Attitudes and Beliefs: Caregivers do not feed children during episodes of diarrhea because they believe food will make the diarrhea worse.
Knowledge: Caregivers are unaware of the benefits of ORS and many do not know about the use of zinc, and the need for special recuperative feeding after illness.
Skills: Caregivers do not follow the full 10-14 day zinc regime because they do not understand the instructions.

SUPPORTING ACTORS AND ACTIONS

Who must support the practice of this behavior, and what actions must they take?
Institutional
Policymakers: Engage in dialogue to ensure private sector physicians health facilities, and pharmacies adhere to national guidelines on diarrhea management in young children.
Policymakers: Seek policies to promote equitable access to ORS and zinc.
Policymakers: Ensure the combination of low osmolarity ORS and zinc is widely available and affordable, including in clinical facilities and non-clinical outlets.
Logistics Personnel: Actively monitor stock levels and forecast needed medical supplies and drugs.
Providers: Prescribe ORS and zinc instead of antibiotics for uncomplicated acute diarrhea and explain benefits to caregivers.
Providers: Emphasize the importance of continuing to breastfeed and offering bland foods to children over six months during episodes of diarrhea.
Community
Community and Religious Leaders: Promote immediate care-seeking for all sick children and importance of ORS and zinc.
Community Health Workers and Peer Educators: Follow-up with families whose children have diarrhea to ensure that ORS is properly mixed and that a full course of zinc is taken.

POSSIBLE PROGRAM STRATEGIES

What strategies will best focus our efforts based on this analysis?
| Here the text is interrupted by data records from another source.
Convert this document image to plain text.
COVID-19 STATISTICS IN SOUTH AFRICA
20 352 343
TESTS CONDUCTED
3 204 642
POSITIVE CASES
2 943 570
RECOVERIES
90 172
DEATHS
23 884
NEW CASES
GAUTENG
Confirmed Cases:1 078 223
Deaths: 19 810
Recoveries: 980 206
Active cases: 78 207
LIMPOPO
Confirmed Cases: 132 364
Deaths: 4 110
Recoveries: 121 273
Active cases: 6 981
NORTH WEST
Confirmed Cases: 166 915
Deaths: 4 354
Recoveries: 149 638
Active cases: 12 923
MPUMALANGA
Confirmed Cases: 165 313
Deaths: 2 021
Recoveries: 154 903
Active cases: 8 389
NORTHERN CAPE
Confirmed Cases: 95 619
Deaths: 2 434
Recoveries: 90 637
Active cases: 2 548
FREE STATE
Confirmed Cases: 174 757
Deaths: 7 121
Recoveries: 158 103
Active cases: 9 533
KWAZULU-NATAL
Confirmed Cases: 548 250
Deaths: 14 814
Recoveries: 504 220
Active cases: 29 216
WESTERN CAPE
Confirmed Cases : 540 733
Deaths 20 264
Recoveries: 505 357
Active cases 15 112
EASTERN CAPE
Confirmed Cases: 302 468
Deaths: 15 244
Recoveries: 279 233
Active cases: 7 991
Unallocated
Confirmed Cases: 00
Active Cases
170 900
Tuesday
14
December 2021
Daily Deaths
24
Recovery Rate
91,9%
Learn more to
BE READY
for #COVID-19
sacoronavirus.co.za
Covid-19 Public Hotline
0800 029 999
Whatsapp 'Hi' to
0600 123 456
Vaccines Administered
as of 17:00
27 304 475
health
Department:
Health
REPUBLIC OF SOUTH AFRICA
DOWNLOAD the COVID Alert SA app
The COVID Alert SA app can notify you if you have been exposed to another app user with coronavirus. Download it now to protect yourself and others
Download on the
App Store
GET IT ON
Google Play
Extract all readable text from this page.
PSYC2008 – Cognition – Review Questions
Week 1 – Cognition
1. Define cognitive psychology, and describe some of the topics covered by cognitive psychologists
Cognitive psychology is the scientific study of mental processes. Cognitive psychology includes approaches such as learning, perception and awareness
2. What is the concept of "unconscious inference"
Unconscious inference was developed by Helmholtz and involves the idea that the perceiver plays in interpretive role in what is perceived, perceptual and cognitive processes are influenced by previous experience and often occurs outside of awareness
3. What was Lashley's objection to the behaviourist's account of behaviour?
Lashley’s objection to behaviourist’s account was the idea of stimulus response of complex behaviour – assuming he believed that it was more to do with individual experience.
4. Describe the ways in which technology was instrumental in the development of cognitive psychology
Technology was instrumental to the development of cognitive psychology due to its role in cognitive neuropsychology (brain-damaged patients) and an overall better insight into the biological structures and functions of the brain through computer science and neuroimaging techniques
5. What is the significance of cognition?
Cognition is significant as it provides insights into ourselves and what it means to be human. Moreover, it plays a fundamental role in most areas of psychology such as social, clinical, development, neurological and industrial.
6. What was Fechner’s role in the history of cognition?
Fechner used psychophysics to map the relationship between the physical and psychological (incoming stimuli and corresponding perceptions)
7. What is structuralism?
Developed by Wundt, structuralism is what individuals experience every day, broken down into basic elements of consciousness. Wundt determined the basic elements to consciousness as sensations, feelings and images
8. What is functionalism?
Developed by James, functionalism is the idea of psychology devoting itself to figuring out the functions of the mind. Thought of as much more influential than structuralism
Strategy requires Communication Support

Enabling Environment
Financing: Expand free or low-cost access to ORS and zinc.
Partnerships and Networks: Engage the private sector in manufacturing or importing, recommending, and distributing ORS and zinc through public and private sector channels.
Systems, Products and Services
Products and Technology: Combine ORS and zinc packets in grocery stores, pharmacies, kiosks, etc.
Supply Chain: Set up effective supply chain and quality control systems for public and private sectors.
Quality Improvement: Train and support health care personnel in public and private clinical and non-clinical settings on use of ORS and zinc, risks of inappropriate antibiotic use, and counseling caregivers on appropriate management of diarrhea, including feeding during illness.
Demand and Use
Communication: Provide pictorial instructions for mixing and administering ORS and daily reminders for zinc supplements.
Communication: Use an appropriate media mix to address social norms, attitudes, and beliefs around child feeding during and following diarrhea.
Collective Engagement: Conduct ongoing community activities about the dangers of dehydration resulting from diarrhea, the need for immediate careseeking, effectiveness of ORS and zinc, and the need for recuperative feeding after illness.
Collective Engagement: Mobilize communities or groups to discuss problems caregivers have feeding young children properly during illness (including diarrhea) and work together to improve these feeding practices.